As emphasized in the discussion, none of these principles are new, but it is still valuable to describe them together in context. Besides a short explanation, for each principle examples from the various LOD portals using the Sampo model are provided.
In a sense, the paper is a retrospective of the ongoing work for the past 19 years where many LOD portals (mainly in Finland) have been developed, also with a focus on interoperability.
The principles are meant to be seen as an extension to well-known ideas and requirements such as the four LOD principles and 5-star linked data. It is not so much about why we need LOD but on how it should be done. Nevertheless, there are more recent developments where LOD provides immediate advantages, such as for further analysis of the data. There is a need to have analytic tools and automatic knowledge discovery.
This paper does not go into further technical details. While it is meant as an overview paper, some more details on the technical setup and the commonalities and differences between the different Sampo instances would be very interesting.
While it is acknowledged that the principles themselves are not new, it should also be stated that all of the principles are certainly also implemented in many LOD projects apart from the Sampo portals.
Regarding the first principle, the author remains very vague about how the data should actually be created. It is assumed that a knowledge graph is already available to be published. While such a scope limitation of course makes sense, at the same time the principle does not help for publication beyond the well-known LOD principles. Similarly, the second principle does not really provide new insights beyond data and ontology reuse and interlinking. We would argue that both principles are simply the foundation for the following principles which focus actually on the publishing aspect beyond plain data publication and a SPARQL endpoint.
The third principle acknowledges a change in user requirements towards data portals. While earlier, a simple search and access of the data was sufficient, today, the data should be easy to analyze and to combine with further data sources. Unfortunately, here, very little information is provided as to how this can be achieved.
The fourth and fifth principles emphasize the importance to curate data for the user instead of merely simply putting it online and to provide simple, standardized tools so that the users can explore prepared and own questions on their own.

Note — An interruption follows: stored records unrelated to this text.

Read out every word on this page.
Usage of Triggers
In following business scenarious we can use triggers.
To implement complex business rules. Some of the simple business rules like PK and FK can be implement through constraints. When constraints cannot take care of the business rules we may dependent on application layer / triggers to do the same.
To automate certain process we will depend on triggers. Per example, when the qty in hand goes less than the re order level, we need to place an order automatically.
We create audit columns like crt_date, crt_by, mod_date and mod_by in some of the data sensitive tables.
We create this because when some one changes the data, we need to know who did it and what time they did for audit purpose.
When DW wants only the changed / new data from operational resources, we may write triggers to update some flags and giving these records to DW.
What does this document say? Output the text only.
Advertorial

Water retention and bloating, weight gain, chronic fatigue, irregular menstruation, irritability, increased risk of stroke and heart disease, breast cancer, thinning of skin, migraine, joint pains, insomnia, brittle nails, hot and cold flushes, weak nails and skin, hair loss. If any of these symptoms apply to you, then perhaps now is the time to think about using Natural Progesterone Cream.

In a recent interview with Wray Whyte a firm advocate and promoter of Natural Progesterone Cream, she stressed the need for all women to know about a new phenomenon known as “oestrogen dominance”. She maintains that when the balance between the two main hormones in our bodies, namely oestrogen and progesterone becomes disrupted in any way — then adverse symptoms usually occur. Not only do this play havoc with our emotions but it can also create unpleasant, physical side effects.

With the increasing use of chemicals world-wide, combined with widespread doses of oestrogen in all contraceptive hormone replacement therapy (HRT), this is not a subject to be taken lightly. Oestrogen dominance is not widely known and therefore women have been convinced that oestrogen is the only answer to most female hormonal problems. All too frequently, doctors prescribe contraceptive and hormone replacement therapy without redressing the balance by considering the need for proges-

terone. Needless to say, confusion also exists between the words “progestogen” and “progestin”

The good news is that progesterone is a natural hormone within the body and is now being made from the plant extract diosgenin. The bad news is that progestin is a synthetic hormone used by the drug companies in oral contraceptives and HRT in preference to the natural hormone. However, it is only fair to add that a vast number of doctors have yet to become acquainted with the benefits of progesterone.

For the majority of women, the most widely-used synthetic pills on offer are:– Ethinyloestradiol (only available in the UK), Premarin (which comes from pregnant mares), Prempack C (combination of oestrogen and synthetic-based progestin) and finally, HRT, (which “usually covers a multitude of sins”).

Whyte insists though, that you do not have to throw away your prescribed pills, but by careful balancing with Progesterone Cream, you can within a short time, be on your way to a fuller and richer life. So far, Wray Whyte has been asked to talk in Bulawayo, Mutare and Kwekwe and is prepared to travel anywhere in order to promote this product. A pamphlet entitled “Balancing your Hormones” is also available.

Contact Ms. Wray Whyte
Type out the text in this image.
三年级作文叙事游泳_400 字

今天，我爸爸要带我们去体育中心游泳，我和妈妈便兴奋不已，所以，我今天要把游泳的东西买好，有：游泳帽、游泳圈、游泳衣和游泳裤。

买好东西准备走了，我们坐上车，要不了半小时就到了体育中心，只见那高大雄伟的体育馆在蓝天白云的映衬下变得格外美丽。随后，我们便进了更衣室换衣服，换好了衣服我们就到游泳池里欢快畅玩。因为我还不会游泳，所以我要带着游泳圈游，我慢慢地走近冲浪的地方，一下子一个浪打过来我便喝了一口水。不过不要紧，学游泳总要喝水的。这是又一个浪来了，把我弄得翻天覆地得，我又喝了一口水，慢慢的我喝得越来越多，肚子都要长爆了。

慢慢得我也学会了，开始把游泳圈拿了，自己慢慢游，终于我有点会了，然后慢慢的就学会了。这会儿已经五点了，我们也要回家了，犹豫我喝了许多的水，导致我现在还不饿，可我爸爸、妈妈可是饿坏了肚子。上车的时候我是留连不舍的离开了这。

At last, the sixth principle is about frontend-backend separation. Here, the author only mentions SPARQL as a backend API. This is not sufficient in all, not even many, cases. While SPARQL is rightfully seen as the lingua franca in the Semantic Web, many application developers prefer dedicated APIs and additional services such as a search index (Elastic, Solr, etc.) to speed up application development and the resulting applications.
Overall, the paper is well-written and easy to understand. The scope is a mixture between a research paper about the identified principles and a retrospective on close to 20 years of LOD portal development. As an application report, the paper is certainly acceptable and provides interesting and actionable insights for similar projects.
On the other hand, with this mixture, the paper falls somewhat short both as a research paper and the retrospective. It would actually be interesting to get more insights into how these principles evolved over time and what other lessons have been learned. The presentation of the principles should address earlier and more clearly its relations to the existing principles (4 principles, 5 stars, etc.) and how they deal with their shortcomings, i.e., the questions that arise once the LOD is in place. We are certain the paper would benefit from rather minor adjustments and clarifications regarding the above mentioned issues.
Minor issues:
“shared publishing infra, ” probably infrastructure is meant.
Footnote to dumb down principle should point to https://www.dublincore.org/resources/glossary/dumb-down_principle/.
p. 4: ahead to is based on, superfluous “to”.
p.4: mdel, instead of model.
perspectiveS in principle P4.
p.1 WarWictim, should be WarVictim.
many more typos, please ensure proper proof-reading.
|